Saturday, January 1, 2011

A writer's reflection

I want to write something. But I don’t want to write just anything. I want to write something special. Any two-cent blogger in his mom’s basement can squeeze out six words about Brett Favre, Michael Vick or any number of hot topics in sports. And most do. I want to be different. But right now, I realize that this blog is more for my own personal growth as a writer than getting hits. I don’t know the actual statistics, but I have a feeling it’s somewhere in the ballpark of 3.
But do I care?

No.

OK, maybe I care a little bit. It would be nice to be getting just a hint of attention like I used to. Back in the days when I was called the “15 year-old NFL draft expert” and was a regular guest on a local AM sports talk radio show. Back in the days when I had a blog on that same station’s communal blog site and received around 100 hits every day. But I’m not 15 anymore. I don’t have that appeal I used to.

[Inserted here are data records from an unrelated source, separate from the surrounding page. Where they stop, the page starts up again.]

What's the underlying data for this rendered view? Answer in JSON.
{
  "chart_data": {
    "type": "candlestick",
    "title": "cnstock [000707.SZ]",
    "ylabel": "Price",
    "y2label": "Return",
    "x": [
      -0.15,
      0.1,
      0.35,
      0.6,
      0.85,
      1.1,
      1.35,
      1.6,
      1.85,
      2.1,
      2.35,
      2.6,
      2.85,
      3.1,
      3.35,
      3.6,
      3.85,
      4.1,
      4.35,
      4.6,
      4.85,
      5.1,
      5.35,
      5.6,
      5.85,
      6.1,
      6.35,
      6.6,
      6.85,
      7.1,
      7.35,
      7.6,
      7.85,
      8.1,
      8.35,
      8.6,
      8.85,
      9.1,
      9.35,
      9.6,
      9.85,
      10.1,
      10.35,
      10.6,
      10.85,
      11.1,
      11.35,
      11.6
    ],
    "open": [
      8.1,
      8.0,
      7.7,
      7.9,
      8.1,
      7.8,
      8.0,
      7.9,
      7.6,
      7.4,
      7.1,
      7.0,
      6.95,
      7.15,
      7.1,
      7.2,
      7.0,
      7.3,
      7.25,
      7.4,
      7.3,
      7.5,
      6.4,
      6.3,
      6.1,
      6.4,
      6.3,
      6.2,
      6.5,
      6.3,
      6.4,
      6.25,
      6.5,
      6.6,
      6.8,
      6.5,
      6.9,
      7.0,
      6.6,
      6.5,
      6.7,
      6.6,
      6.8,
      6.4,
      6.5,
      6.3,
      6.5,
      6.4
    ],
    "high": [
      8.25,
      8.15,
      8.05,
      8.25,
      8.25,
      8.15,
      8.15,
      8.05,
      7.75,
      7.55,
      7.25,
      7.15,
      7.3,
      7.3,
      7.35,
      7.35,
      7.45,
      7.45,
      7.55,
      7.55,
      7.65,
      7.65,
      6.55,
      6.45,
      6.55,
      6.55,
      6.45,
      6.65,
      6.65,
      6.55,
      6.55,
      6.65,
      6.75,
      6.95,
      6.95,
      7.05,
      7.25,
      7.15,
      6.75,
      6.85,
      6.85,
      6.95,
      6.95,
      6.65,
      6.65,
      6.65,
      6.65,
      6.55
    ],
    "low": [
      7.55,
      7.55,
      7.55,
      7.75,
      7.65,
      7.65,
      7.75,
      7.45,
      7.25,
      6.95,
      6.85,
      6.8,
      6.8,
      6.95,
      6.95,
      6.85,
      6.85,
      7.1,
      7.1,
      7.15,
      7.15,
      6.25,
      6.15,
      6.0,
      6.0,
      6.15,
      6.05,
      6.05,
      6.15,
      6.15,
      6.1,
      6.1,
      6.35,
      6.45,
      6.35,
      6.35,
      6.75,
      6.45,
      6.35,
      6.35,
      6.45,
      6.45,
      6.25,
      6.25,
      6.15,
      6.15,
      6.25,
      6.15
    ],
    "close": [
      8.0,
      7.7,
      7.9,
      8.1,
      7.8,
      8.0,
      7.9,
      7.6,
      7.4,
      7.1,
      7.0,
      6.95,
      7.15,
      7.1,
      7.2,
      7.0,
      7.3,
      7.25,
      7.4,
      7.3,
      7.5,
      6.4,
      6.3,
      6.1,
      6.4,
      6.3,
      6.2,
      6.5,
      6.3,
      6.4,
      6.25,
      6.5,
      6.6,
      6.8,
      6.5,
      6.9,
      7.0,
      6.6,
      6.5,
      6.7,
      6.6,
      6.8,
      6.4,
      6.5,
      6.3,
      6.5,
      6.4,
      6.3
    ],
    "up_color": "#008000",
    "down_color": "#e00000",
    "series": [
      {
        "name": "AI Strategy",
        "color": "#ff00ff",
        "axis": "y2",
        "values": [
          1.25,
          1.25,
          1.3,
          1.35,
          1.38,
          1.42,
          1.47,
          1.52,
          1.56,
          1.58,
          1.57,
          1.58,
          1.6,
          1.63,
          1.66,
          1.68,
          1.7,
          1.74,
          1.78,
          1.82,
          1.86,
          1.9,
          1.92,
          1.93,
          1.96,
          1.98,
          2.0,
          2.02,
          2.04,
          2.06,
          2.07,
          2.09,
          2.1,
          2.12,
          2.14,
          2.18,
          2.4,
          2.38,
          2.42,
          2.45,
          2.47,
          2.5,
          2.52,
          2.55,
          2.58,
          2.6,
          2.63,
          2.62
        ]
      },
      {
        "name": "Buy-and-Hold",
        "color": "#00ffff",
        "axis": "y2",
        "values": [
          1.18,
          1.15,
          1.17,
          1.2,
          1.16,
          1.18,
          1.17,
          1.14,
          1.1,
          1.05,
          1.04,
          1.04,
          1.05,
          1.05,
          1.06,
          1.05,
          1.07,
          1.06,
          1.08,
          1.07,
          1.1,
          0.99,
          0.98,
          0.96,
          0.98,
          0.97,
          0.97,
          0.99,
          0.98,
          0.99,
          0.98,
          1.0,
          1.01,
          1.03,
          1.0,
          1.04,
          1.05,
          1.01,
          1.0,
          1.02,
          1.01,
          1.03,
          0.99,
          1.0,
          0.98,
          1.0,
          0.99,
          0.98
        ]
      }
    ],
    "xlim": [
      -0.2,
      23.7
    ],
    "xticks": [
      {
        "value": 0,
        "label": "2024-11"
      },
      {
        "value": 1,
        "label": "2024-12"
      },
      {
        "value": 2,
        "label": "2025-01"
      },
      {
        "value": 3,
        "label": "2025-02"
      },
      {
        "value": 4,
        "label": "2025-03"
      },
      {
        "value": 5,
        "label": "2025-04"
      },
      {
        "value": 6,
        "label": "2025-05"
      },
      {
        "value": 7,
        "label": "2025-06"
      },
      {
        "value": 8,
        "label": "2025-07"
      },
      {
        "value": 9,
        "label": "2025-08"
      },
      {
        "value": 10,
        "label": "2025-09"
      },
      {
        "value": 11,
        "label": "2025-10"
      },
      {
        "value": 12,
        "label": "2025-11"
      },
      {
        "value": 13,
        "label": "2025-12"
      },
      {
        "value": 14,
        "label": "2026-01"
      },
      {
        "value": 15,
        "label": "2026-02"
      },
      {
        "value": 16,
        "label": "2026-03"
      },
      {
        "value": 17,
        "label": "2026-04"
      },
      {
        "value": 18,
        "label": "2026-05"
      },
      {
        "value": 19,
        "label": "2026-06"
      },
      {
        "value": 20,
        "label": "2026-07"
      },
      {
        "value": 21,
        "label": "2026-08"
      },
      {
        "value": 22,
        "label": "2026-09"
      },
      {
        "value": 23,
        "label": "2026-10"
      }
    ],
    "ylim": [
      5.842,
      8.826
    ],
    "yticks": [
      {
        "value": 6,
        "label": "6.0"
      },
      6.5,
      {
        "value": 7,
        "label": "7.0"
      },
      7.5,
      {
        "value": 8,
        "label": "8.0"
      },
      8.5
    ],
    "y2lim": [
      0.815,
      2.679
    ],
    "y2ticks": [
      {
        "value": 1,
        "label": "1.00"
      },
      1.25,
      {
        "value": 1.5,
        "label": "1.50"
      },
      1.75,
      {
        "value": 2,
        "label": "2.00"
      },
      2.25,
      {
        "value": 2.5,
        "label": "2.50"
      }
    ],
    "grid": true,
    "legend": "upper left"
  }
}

Think about it. How many homeschooled 15 year-olds are passionate about sports
writing? Not many. Back in the day, I was an interesting story; a rare anomaly that made for a good half hour of radio. But I’ve lost that appeal. I’m now just like countless other college freshman who are journalism majors aspiring to be sports journalists. I sat next to one three days a week my first semester in college.
What do I have to separate myself from the pack?

I was the only freshman on staff at Indiana Wesleyan University’s award-winning student newspaper. We were named one of the top 10 4-year college papers in the entire country. But what else? I have two and a half years of experience working at a public newspaper. Although I admit it was probably one of the smallest newspapers in the country. When it all really comes down to it, what can I offer future employers that Joe College Graduate cannot?

Maybe this realization is a good thing for me. Maybe it’s a sign that I shouldn’t take anything for granted now or ever. Maybe it’s far too early to give up on hard work, and I should be wary of complacency. Maybe I still have a shot to be the national sports journalist that I know I can be, but it’s not a guaranteed thing. So there’s only one thing to do: keep on writing.